VATPOSS04500 - Belonging: Fixed establishment
The term fixed establishment is not defined in law. However, following the test set out by the ECJ in Gunter Berkholz (C-168/84) we take it to mean an establishment, other than the business establishment, from which the activities of the organisation are carried out and which has the permanent presence of both the human and technical resources necessary for making or receiving the supplies of services in question (and it is not appropriate to deem the supplies in question to have been provided at or from the place where the supplier has established their business).

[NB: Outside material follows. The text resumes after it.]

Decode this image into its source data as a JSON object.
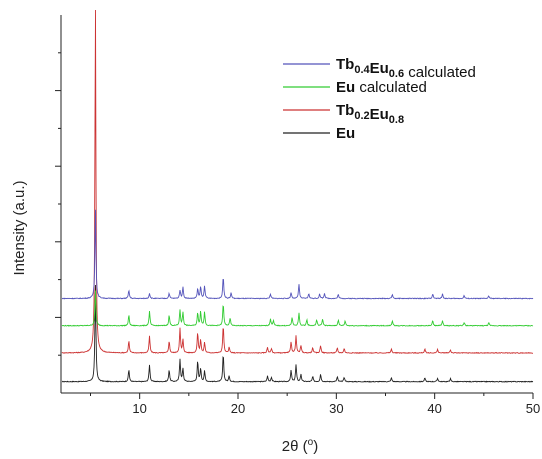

There have been several cases in which the Tribunal has found that the registered office of a limited company in the UK amounts to some other fixed establishment for the purposes of receiving services, even if no business activities are carried out there, but are carried out from other addresses overseas. This was the case in Binder Hamlyn (EDN 82/55), [1983] VATTR 171, (VTD 1439), concerning a company registered in Scotland but trading in Jamaica, and Vincent Consultants (LON 88/254), [1988] VATTR 152, (VTD 3091) concerning several companies trading in Switzerland but registered in the UK.
In Singer & Friedlander Ltd (LON/87/159), [1989] VATTR 27, (VTD 3274) the Tribunal also considered whether a company had a fixed establishment in the USA. It found that there was no defined place such as an office in the USA and therefore no fixed establishment there. However, following Binder Hamlyn and Vincent Consultants, it held that the registered office in the Isle of Man was a fixed establishment.